Syrian rebels on Wednesday vowed to fight on in east Aleppo in the face of sudden government advances that have cut the city’s opposition sector by a third in recent days and brought insurgents to the brink of a catastrophic defeat. Gains by the Syrian army and its allies since last week have brought whole districts back under government control and led to an exodus, as more than 50,000 people have fled their pulverized neighborhoods near the rapidly shifting front lines. Rescue workers said regime shelling on an opposition-controlled area killed at least 45 civilians Wednesday, mostly women and children.
For the sake of humanity we call on — we plead — with the parties and those with influence to do everything in their power to protect civilians and enable access to the besieged part of eastern Aleppo before it becomes one giant graveyard.
Stephen O'Brien, the U.N. under-secretary-general for humanitarian affairs
Russia, Assad’s most powerful international ally, whose air force has pounded rebels for more than a year, said it hoped the Aleppo situation could be resolved by the end of the year.
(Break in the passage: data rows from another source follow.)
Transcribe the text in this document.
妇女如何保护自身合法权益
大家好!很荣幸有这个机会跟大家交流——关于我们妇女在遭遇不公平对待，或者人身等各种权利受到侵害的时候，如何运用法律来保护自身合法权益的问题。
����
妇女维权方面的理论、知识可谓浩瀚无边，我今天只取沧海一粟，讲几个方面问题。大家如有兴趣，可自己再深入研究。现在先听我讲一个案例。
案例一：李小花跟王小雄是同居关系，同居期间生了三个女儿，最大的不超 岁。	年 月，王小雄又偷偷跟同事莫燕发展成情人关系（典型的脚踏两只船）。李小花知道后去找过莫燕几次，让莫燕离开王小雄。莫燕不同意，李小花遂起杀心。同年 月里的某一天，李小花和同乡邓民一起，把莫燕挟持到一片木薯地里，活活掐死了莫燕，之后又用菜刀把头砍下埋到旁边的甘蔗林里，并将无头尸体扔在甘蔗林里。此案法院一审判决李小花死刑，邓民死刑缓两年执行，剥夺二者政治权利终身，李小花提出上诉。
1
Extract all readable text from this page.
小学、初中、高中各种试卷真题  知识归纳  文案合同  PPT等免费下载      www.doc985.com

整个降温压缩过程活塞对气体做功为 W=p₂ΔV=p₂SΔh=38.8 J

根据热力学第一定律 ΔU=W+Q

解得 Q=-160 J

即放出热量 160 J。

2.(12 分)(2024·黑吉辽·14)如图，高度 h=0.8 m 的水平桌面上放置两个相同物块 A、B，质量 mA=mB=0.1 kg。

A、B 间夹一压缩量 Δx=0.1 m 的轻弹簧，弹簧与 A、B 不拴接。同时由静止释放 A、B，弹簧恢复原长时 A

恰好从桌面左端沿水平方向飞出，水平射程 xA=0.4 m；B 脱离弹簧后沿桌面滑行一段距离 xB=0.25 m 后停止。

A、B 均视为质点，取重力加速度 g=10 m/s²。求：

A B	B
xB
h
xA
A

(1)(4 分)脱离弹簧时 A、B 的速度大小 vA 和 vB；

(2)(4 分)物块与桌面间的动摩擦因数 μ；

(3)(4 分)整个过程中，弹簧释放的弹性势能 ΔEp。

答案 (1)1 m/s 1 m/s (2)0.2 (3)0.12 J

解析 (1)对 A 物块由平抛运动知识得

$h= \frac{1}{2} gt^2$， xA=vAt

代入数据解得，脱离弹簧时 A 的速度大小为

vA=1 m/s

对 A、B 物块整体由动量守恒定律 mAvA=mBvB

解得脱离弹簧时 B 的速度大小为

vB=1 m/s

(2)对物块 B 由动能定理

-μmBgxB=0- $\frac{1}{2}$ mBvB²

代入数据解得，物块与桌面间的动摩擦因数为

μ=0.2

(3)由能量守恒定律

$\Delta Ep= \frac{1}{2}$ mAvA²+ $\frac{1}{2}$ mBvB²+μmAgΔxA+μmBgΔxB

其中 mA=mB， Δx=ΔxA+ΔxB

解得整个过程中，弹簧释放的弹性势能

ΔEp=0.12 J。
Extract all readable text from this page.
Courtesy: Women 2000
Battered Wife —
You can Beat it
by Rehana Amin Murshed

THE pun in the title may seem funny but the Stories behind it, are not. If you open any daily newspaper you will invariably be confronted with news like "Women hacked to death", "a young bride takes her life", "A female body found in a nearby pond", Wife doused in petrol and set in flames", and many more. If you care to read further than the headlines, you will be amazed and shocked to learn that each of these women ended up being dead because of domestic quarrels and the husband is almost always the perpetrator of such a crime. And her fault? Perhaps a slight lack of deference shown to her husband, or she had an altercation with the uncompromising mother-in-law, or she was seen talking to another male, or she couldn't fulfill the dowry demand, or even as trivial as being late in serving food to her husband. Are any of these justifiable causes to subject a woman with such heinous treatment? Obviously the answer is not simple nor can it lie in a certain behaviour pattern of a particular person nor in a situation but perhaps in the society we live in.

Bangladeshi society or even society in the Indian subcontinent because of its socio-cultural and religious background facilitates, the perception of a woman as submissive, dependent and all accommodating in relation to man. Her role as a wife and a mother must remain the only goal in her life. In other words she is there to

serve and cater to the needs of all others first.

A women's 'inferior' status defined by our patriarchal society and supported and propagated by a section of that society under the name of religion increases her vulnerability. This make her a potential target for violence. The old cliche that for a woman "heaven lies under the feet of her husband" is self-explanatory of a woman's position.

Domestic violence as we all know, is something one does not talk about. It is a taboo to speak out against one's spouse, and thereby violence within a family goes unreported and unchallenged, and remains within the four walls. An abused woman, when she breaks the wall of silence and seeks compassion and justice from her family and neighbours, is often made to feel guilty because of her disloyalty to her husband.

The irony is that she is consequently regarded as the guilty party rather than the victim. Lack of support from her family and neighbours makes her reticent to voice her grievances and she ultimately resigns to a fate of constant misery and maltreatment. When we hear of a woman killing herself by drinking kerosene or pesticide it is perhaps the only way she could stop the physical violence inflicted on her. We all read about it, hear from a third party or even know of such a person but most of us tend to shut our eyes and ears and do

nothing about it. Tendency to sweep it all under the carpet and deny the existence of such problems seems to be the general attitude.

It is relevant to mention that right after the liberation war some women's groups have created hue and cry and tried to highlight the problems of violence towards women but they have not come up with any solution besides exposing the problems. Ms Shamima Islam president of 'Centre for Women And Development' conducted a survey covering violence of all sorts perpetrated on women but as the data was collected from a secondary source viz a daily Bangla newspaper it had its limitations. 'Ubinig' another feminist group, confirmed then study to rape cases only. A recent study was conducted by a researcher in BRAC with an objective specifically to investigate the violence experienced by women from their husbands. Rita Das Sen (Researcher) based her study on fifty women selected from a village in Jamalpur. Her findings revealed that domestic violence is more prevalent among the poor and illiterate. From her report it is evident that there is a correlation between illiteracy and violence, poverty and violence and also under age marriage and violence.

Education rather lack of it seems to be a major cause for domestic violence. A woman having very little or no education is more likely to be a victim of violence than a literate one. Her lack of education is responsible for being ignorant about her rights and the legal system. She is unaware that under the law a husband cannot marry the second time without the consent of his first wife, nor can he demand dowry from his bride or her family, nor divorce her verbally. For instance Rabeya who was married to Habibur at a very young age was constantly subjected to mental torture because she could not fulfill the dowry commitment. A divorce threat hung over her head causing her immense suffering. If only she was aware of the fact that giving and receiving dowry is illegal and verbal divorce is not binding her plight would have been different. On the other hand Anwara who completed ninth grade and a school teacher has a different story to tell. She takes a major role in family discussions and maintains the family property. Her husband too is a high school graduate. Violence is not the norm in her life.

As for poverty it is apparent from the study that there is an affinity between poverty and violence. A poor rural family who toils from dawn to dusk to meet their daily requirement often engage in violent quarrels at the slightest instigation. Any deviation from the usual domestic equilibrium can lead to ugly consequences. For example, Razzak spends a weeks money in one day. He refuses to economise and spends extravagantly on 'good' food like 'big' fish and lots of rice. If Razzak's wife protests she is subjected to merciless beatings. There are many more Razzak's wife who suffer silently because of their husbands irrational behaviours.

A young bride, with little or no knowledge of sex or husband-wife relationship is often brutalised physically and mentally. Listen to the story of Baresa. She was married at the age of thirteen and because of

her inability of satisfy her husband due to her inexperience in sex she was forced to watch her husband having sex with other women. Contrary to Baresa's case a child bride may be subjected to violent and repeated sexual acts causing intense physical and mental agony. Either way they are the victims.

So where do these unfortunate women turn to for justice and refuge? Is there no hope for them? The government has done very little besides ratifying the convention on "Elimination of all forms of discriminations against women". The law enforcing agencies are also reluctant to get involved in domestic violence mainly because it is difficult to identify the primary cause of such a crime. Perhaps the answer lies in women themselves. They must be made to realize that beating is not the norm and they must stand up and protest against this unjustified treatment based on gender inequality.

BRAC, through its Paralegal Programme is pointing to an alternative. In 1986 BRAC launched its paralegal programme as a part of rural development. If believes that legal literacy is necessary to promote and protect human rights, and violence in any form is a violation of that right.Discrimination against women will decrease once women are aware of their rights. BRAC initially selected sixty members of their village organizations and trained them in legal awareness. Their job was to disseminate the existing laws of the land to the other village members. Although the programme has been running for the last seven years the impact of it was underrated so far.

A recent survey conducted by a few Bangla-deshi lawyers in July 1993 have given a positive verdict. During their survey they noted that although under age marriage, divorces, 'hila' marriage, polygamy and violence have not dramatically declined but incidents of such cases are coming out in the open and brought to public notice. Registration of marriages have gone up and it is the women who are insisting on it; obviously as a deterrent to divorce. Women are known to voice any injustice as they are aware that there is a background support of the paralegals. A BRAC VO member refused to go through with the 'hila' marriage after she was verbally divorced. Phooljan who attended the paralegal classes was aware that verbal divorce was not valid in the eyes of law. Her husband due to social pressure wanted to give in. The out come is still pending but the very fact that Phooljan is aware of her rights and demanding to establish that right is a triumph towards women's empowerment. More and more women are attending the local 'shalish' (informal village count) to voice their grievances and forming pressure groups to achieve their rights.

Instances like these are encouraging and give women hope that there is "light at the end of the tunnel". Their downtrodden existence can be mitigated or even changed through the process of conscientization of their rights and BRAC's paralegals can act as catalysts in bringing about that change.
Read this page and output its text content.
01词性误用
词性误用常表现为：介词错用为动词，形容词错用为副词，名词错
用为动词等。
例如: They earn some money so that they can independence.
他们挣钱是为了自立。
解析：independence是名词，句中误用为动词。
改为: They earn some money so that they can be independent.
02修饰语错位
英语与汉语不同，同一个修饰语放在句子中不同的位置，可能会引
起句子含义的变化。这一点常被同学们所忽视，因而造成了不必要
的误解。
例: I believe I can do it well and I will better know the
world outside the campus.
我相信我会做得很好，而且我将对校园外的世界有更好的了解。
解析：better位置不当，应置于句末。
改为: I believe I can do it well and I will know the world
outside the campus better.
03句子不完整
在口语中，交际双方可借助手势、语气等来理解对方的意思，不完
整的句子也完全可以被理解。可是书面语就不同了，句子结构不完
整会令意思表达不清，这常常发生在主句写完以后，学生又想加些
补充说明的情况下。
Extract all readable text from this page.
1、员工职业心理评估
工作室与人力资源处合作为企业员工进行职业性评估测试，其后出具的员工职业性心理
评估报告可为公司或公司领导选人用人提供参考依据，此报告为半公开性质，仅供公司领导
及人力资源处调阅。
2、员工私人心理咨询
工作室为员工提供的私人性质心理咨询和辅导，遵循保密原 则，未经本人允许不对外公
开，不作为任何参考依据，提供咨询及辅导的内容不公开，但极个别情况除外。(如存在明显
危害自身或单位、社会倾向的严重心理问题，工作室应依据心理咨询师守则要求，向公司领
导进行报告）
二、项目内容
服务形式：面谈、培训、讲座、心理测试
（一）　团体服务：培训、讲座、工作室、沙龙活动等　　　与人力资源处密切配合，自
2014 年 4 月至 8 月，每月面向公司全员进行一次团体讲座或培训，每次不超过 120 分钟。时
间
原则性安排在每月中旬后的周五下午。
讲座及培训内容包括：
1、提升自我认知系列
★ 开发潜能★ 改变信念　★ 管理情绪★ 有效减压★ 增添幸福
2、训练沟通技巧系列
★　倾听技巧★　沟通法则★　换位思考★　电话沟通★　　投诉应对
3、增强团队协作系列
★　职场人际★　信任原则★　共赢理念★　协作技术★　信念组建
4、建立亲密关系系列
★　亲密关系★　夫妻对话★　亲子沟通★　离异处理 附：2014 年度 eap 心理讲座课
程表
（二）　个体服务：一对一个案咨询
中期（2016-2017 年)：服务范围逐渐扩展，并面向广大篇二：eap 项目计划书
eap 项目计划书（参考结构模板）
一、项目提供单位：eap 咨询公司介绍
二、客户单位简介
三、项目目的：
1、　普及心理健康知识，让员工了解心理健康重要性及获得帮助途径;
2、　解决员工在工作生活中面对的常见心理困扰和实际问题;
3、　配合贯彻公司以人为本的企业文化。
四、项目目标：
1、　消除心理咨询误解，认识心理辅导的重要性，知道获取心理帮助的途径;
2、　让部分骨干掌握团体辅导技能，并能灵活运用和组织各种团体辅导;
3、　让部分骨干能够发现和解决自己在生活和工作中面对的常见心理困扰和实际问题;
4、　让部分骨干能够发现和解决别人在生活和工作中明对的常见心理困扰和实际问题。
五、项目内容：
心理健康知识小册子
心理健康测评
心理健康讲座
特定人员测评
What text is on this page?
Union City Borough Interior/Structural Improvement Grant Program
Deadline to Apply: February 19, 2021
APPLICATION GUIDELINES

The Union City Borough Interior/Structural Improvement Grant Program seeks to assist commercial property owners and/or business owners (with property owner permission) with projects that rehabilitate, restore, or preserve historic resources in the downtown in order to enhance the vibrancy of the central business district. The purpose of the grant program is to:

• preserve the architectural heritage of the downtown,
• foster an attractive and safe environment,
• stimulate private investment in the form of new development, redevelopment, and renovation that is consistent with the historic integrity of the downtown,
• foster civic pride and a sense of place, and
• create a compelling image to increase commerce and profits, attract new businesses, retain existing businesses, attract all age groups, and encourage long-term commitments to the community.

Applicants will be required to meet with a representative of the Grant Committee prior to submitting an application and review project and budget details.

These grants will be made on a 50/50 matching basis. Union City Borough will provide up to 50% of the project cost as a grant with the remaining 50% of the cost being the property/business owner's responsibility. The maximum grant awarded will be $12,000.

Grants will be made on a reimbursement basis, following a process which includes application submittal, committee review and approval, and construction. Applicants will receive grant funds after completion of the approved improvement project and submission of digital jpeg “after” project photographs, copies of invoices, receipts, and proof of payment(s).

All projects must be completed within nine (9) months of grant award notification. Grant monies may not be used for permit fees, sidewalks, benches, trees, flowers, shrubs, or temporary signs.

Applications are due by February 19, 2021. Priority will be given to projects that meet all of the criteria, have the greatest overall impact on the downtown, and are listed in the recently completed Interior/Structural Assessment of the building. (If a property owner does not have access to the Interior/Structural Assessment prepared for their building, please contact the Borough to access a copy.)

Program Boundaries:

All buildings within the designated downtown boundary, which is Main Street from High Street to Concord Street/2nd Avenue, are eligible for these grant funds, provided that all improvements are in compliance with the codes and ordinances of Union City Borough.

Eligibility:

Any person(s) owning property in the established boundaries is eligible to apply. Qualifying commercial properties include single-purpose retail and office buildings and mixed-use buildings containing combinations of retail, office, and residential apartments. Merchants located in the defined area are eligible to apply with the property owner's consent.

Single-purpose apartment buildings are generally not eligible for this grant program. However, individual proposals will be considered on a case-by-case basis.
But rebels in the city have vowed not to surrender. While the opposition’s lines collapsed unexpectedly in parts of eastern of Aleppo this weekend, sources on the government side say the next phase could be more difficult, as they try to take more densely populated areas of the city. Thousands of people who have fled the fighting have gone into the Kurdish-controlled Sheikh Maqsoud district rather than hand themselves over to a government that U.N. investigators have accused of secretly detaining activists and civilians. Damascus says such reports of arbitrary detention and torture are fabricated and intended to scare the people into staying under rebel rule. With diplomatic efforts to resolve the war in deadlock, and uncertainty over the position that the next U.S. administration will take on Syria, Moscow said it had been in contact with President-elect Donald Trump’s team on the matter.